Councilman Michael Schnack asked if a forthcoming meeting was going to be conducted in "Melissa's car," a reference to the fact that Teen Coordinator Melissa Minto uses her vehicle as her office and for youth equipment storage because the town has no designated space for teens and their supplies.
The remark came when Town Administrator Bruce Keiser reported that an "on site" meeting with the Rhode Island Foundation was being planned. Keiser responded to Schnack by saying that the meeting would be in his, Keiser's, office. The foundation is providing the town, through its Department of Parks and Recreation, with a grant of $50,000 a year for three years to pay Minto and to work on solutions for the teens. The grant is in its second year.
Keiser said Minto and the Conanicut Community Coalition, recently formed by the recreation department are doing superior work and Rhode Island Foundation officials have been quoted as commending their progress.
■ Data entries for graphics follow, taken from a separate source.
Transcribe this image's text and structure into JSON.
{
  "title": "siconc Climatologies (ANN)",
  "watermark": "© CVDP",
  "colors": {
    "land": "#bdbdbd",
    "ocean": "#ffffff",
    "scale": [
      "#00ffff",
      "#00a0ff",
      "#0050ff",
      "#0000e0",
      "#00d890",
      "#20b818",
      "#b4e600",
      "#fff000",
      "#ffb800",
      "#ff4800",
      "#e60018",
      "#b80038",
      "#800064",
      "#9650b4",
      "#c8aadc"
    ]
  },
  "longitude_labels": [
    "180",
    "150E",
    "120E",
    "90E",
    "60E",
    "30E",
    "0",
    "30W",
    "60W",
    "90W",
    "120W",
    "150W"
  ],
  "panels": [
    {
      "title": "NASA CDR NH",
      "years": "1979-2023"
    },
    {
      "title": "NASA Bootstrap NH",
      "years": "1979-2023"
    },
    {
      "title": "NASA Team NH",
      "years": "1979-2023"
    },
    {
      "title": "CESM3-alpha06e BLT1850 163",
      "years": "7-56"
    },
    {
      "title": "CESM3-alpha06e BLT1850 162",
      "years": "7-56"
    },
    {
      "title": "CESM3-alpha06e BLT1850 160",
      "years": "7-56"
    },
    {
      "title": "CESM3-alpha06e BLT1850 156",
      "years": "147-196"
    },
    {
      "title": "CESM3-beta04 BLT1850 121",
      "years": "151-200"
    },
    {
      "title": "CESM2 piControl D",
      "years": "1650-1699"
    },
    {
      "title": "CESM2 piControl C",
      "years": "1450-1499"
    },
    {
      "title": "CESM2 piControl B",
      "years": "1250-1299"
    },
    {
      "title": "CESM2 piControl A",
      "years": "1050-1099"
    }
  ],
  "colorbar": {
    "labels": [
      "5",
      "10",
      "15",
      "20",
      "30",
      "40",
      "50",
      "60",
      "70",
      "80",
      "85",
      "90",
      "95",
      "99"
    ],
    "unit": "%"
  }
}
Councilor Barbara Szepatowski, who two weeks ago was named liaison for youth, said that Minto "deserves credit and we all recognize the work she and the committee are doing but a number of us are not happy with the progress to find a place now (as a teen center)."
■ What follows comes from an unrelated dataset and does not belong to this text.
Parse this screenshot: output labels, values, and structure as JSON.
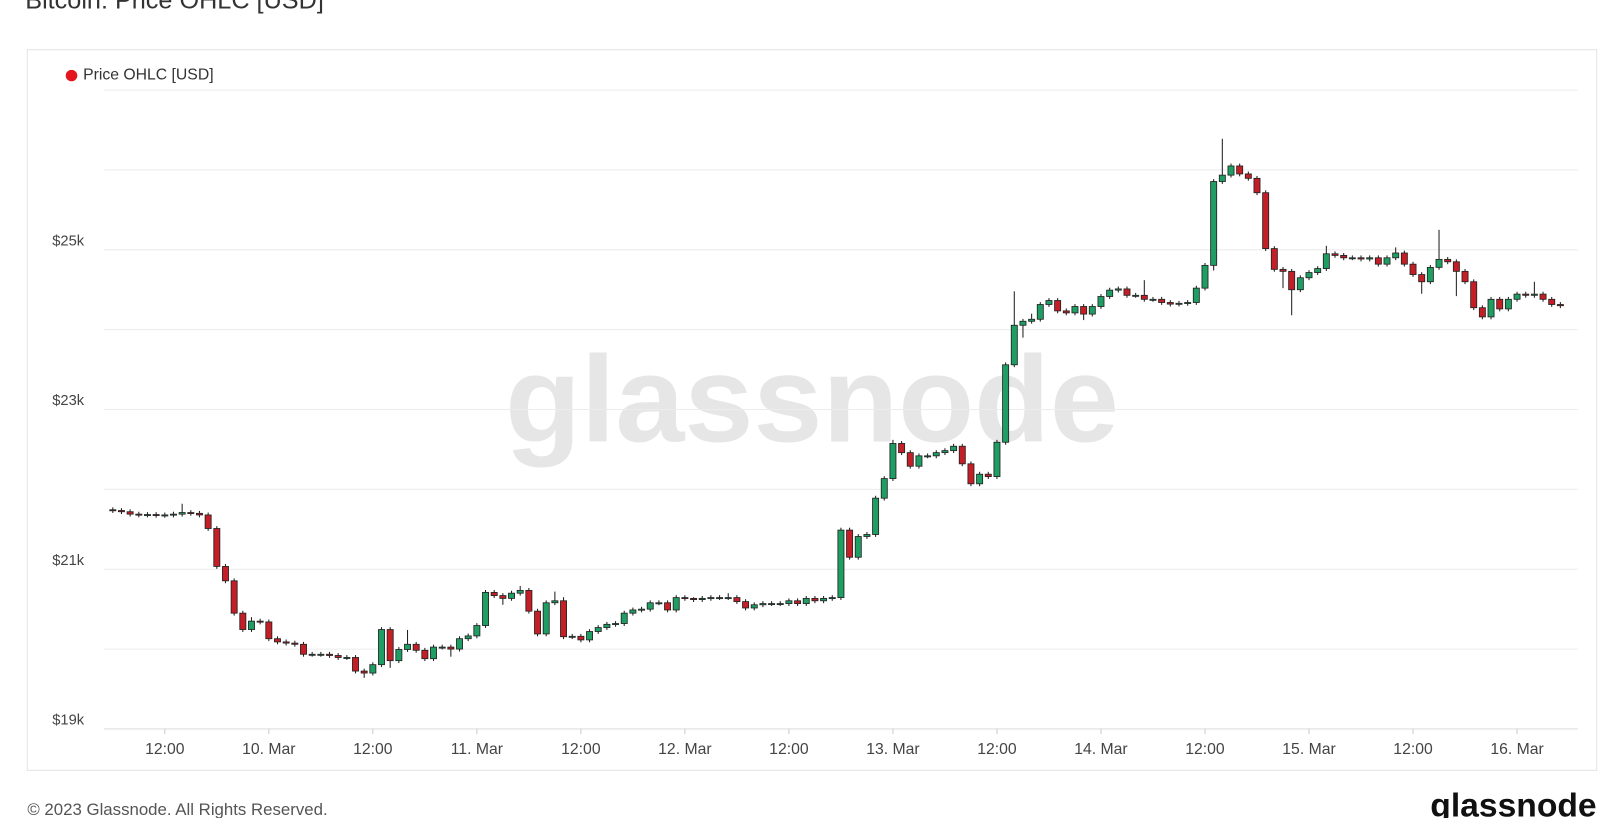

While the R.I. Foundation reportedly is greatly impressed with what is being done in many ways, Szepatowski said, it is also "not happy" that the teens have no center and none is expected in the immediate future.
Szepatowski had been working toward a temporary center to be opened by July 4, but was told to abandon the plan because some foundation leaders feared a temporary location would negatively impact long-range plans for a permanent center.
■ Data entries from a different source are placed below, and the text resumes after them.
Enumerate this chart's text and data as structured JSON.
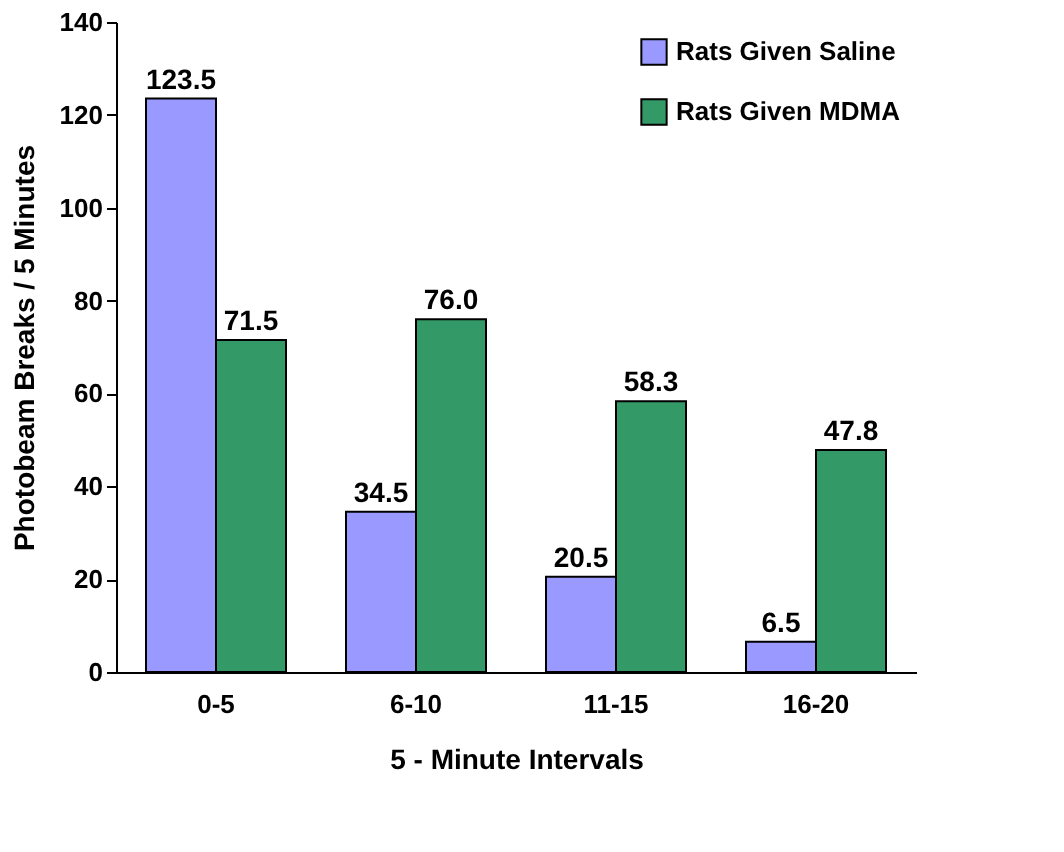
{
  "chart_data": {
    "type": "bar",
    "xlabel": "5 - Minute Intervals",
    "ylabel": "Photobeam Breaks / 5 Minutes",
    "categories": [
      "0-5",
      "6-10",
      "11-15",
      "16-20"
    ],
    "series": [
      {
        "name": "Rats Given Saline",
        "color": "#9999ff",
        "values": [
          123.5,
          34.5,
          20.5,
          6.5
        ],
        "value_labels": [
          "123.5",
          "34.5",
          "20.5",
          "6.5"
        ]
      },
      {
        "name": "Rats Given MDMA",
        "color": "#339966",
        "values": [
          71.5,
          76.0,
          58.3,
          47.8
        ],
        "value_labels": [
          "71.5",
          "76.0",
          "58.3",
          "47.8"
        ]
      }
    ],
    "ylim": [
      0,
      140
    ],
    "yticks": [
      0,
      20,
      40,
      60,
      80,
      100,
      120,
      140
    ],
    "grid": false,
    "legend": "top right"
  }
}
Currently, the teens sometimes meet at the Senior Center at the Grange Hall and sometimes at the town Community Center. But they have no place to store their supplies and that is how Minto's car has become known as the teen office.
Szepatowski said that efforts to get a permanent center should be made more than once a month at the meeting of volunteers with Minto. She noted that the teens asked councilors in April for a place to use. She has acted privately as an advocate for teens
Keiser referred to the coalitions work "to stimulate capital planning in an organized way to secure a site for a center, to plan a budget, and to handle logistical issues such as the location and size of a center."
Szepatowski said existing needs should be met by town personnel who can commit to daily needs. She said she realized that the coalition volunteers have fulltime jobs or commitments, and that monthly meetings might be appropriate for long-term planning.
Keiser said that a community the size of Jamestown has little middle management and staff. In Jamestown, the responsibility for ongoing work for teens falls logically on the recreation director, Matt Bolles, and he has been
working with the coalition on the long-range plans, the town administrator said.
Councilman William Kelly said, "We would be nave to believe our teens are not in crisis. We definitely need to do something."
The councilors learned only a few weeks ago that the coalition, which they previously thought was a private operation, is a town function when Bolles explained that it was formed by representatives of his department, as recipient of the grant, with representatives from the town schools, library, police, and the Substance Abuse Prevention Task Force.
Next month, the council expects reports from Keiser and Bolles about the meeting with RI Foundation officials and other aspects of the overall teen situation.